The Ghost of Snapped Shot

Or, welcome to my low-maintenance heck.

More on Merck's Virginian money-grab

Lo and behold, in a followup to last week's story about Virginia's mandatory transfer of money from the Commonwealth to Merck, we find out from the director of the Federal Centers for Disease Control that Gardasil, Merck's vaccine for HPV, might not really be all that effective, and should not be made mandatory in any public school.

The chairman of the federal panel that recommended the new cervical-cancer vaccine for pre-teen girls says lawmakers should not make the inoculation mandatory, as the District and more than 20 states, including Virginia, are considering.
Taken in a series of three shots at $120 each, Gardasil is the most expensive vaccine on the market. About 45 percent of children would be eligible for free vaccines from the federal Vaccinations for Children program, while the other 55 percent would depend on the state programs and insurance companies.

And for the few of you that suggested that I'm going on an anti-vaccine rampage, consider this gem:

But cancer data show that lawmakers looking to force pre-teen girls to take Gardasil, the lone vaccine on the market, are targeting the wrong age group.

Middle-school girls inoculated with the breakthrough vaccine will be no older than 18 when they pass Gardasil's five-year window of proven effectiveness -- more than a decade before the typical cancer patient contracts HPV, The Washington Times reported last week.
Merck is still studying Gardasil's longevity and the potential for a booster shot.
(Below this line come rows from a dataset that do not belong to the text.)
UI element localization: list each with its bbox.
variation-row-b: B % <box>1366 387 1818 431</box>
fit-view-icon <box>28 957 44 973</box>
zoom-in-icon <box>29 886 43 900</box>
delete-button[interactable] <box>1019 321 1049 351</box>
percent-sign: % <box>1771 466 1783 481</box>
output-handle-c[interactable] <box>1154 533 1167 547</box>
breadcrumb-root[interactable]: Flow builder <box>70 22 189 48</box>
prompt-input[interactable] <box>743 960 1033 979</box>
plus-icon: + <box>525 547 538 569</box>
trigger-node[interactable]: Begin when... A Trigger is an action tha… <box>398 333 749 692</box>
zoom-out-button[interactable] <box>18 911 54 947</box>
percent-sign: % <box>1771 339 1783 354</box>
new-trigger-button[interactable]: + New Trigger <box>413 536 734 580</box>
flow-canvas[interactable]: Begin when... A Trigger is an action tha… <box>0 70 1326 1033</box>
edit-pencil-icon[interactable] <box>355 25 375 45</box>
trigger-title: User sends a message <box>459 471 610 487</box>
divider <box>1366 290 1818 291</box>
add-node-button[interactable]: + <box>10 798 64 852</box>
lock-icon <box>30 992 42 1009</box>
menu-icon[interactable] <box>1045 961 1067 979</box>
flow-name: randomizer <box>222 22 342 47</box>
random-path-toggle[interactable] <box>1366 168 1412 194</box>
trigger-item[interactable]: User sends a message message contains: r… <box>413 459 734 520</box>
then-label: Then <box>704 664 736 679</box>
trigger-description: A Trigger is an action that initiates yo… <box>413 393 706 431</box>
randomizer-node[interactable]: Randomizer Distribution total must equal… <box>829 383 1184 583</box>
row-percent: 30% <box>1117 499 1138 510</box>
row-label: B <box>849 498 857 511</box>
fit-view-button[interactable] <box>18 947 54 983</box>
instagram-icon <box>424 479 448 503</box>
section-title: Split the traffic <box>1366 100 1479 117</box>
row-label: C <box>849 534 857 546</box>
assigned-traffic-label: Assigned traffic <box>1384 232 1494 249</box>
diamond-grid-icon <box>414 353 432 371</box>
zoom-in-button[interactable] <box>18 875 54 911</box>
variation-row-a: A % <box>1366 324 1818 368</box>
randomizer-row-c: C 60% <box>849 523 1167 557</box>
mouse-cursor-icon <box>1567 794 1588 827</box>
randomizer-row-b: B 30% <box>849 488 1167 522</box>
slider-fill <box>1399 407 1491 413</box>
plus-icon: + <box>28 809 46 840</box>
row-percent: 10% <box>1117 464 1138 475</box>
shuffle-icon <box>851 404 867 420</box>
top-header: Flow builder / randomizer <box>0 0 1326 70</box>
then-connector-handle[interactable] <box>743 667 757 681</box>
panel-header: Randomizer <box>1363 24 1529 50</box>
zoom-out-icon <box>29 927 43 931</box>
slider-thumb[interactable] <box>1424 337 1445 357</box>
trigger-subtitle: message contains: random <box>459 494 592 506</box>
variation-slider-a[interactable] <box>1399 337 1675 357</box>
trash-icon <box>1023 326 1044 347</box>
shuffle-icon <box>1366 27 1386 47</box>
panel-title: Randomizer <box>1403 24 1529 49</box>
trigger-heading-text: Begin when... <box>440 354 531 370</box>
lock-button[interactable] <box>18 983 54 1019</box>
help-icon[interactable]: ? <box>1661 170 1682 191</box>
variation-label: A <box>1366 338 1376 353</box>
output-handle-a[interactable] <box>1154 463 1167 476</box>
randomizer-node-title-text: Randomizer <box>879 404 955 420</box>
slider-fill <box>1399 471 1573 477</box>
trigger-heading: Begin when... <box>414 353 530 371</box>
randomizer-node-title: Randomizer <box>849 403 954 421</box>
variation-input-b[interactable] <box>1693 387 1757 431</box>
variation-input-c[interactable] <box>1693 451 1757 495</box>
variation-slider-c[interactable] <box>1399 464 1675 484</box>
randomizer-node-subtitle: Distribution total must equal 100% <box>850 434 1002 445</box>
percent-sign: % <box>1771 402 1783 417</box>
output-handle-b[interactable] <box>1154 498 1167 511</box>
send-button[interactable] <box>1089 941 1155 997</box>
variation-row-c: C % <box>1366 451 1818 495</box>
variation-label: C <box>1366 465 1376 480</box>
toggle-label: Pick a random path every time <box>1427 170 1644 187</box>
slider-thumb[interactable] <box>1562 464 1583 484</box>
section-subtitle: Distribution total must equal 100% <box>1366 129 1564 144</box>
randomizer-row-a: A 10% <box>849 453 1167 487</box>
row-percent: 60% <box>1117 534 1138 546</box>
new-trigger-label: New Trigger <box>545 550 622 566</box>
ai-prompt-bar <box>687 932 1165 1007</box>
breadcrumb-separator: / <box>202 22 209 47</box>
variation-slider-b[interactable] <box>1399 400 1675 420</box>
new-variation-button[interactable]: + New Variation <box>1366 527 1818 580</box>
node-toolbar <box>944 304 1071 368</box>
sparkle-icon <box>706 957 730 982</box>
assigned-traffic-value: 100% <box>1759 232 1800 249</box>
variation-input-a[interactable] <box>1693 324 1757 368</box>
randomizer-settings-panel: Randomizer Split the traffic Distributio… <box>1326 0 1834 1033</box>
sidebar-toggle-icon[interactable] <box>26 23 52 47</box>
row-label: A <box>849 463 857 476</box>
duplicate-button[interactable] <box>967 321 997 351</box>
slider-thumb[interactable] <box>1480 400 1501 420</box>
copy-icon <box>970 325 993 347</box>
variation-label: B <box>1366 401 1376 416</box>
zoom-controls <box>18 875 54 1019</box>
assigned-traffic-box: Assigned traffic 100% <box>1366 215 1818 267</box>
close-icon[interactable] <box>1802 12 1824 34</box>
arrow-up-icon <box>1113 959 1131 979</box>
See, that last sentence is what I mean about it not being "fully tested" yet. Until we've gone 10 years, and know what the vaccine's effectiveness is at that point, we really don't know if it'll be worth the Billions of dollars that we will be forcing ourselves to pay out for it.

Personally, I still think it's a bum deal.

Hopefully, Governor Kaine will see this money-grab for what it is, and send the bill flying back to the General Assembly, for some genuine debate, this time. The fact that this bill sailed through the Assembly the first time is a shame, considering all of the contradictory information that's out there!

 Tags: hpv merck #YeOldeDominion


#1 Vivian J. Paige 27-Feb-2007
You have done a good job in raising some very valid questions. If I recall correctly, the reasoning behind the young age is that the vaccine has to be administered prior to the commencement of sexual activity in order for it to be effective.

Assuming that is the case, and given that the bill has an opt-out provision for parents, there is something to be said for supporting this bill.
#2 Brian 28-Feb-2007

Many thanks for your thoughtful reply! I do think, though, that it is pretty clear at this point that it is [i]not necessarily true[/i] that this vaccine [i]must[/i] be given "prior to the commencement of sexual activity" in order to be effective, considering that the CDC's own data (which seems to be on-track with the information provided by the National Cancer Society) suggests that the average age in which HPV is contracted is [b]29[/b].

If the Commonwealth forces all minor females to be vaccinated, yet the effectiveness of the vaccine wears off almost [b]10 years[/b] before it is [i]needed[/i], aren't we doing ourselves a [i]great[/i] disservice?